In fact the economic contributions of the Greeks were far more profound than even Schumpeter allowed and influenced such matters as spontaneous market harmony, equilibrium processes, subjective utility, proto-marginalist concepts, and monetary theory. These contributions are discussed in: Henry Spiegel's The Growth of Economic Thought (1971); Glauco Tozzi's Economisti greci e romani (1961); and Barry Gordon's Economic Analysis Before Adam Smith (1975).

Tozzi's volume is especially important since (1) he draws extensively on French and Italian economic history scholarship that has never entered the English tradition; and (2) he poses “the question of an abstract empiricist view of justice, i.e., can justice be built as a social concept from the subjective self-interest of the individual participants in the political structure.” Gordon's work notes the importance of Scholastic interpretations of Aristotle's theory of money exchange as “unnatural” because it was unlimited by natural and moderate human needs.
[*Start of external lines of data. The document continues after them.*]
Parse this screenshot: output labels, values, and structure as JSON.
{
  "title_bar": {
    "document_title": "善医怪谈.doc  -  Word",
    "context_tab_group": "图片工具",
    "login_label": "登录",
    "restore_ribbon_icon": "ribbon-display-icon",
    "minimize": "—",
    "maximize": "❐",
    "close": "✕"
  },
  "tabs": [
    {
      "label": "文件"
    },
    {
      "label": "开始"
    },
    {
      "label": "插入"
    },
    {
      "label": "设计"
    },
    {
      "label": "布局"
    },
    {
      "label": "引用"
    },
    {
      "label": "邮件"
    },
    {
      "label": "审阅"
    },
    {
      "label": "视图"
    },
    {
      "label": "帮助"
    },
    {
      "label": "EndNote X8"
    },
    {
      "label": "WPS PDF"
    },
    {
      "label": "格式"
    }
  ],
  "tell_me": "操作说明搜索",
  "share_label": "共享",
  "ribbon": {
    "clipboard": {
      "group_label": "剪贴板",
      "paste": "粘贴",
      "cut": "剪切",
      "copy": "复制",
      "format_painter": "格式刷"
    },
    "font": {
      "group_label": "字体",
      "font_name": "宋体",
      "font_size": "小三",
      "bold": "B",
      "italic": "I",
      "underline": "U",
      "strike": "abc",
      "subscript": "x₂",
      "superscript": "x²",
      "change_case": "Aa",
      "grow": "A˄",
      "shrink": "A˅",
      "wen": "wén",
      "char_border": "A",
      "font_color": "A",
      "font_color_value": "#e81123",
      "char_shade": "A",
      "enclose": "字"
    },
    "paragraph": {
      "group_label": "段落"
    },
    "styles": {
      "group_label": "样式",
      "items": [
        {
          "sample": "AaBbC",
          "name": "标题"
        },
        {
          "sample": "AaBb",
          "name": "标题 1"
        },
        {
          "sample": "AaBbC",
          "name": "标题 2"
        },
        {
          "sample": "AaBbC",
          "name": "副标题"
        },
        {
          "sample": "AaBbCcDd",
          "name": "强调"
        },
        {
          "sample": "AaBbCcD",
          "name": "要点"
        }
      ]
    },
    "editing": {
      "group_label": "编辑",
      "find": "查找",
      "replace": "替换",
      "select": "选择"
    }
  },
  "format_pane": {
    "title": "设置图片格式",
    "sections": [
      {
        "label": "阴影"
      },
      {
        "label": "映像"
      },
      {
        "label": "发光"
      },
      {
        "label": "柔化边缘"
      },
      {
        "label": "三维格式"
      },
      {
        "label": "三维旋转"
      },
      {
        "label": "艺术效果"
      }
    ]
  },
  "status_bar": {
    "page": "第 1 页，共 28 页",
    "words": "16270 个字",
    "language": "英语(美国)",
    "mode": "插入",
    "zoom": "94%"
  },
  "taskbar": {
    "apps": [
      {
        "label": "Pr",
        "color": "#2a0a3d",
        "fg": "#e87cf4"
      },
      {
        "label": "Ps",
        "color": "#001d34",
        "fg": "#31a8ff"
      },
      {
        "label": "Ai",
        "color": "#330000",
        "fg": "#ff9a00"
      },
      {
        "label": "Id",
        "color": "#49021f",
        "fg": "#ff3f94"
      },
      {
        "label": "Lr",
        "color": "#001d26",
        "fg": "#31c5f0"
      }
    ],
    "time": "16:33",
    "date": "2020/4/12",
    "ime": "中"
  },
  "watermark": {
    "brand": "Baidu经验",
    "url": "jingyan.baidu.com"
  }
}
This concept, together with the ancient and invidious comparison between noble oikonomia (public administration of the economy) and morally suspect chrematistike (private commercial activity or wealth-getting) supported the belief that public intervention on the economy was necessary.

Some 124 items of scholarship are cited in this far-ranging and suggestive assessment of ancient economic thought.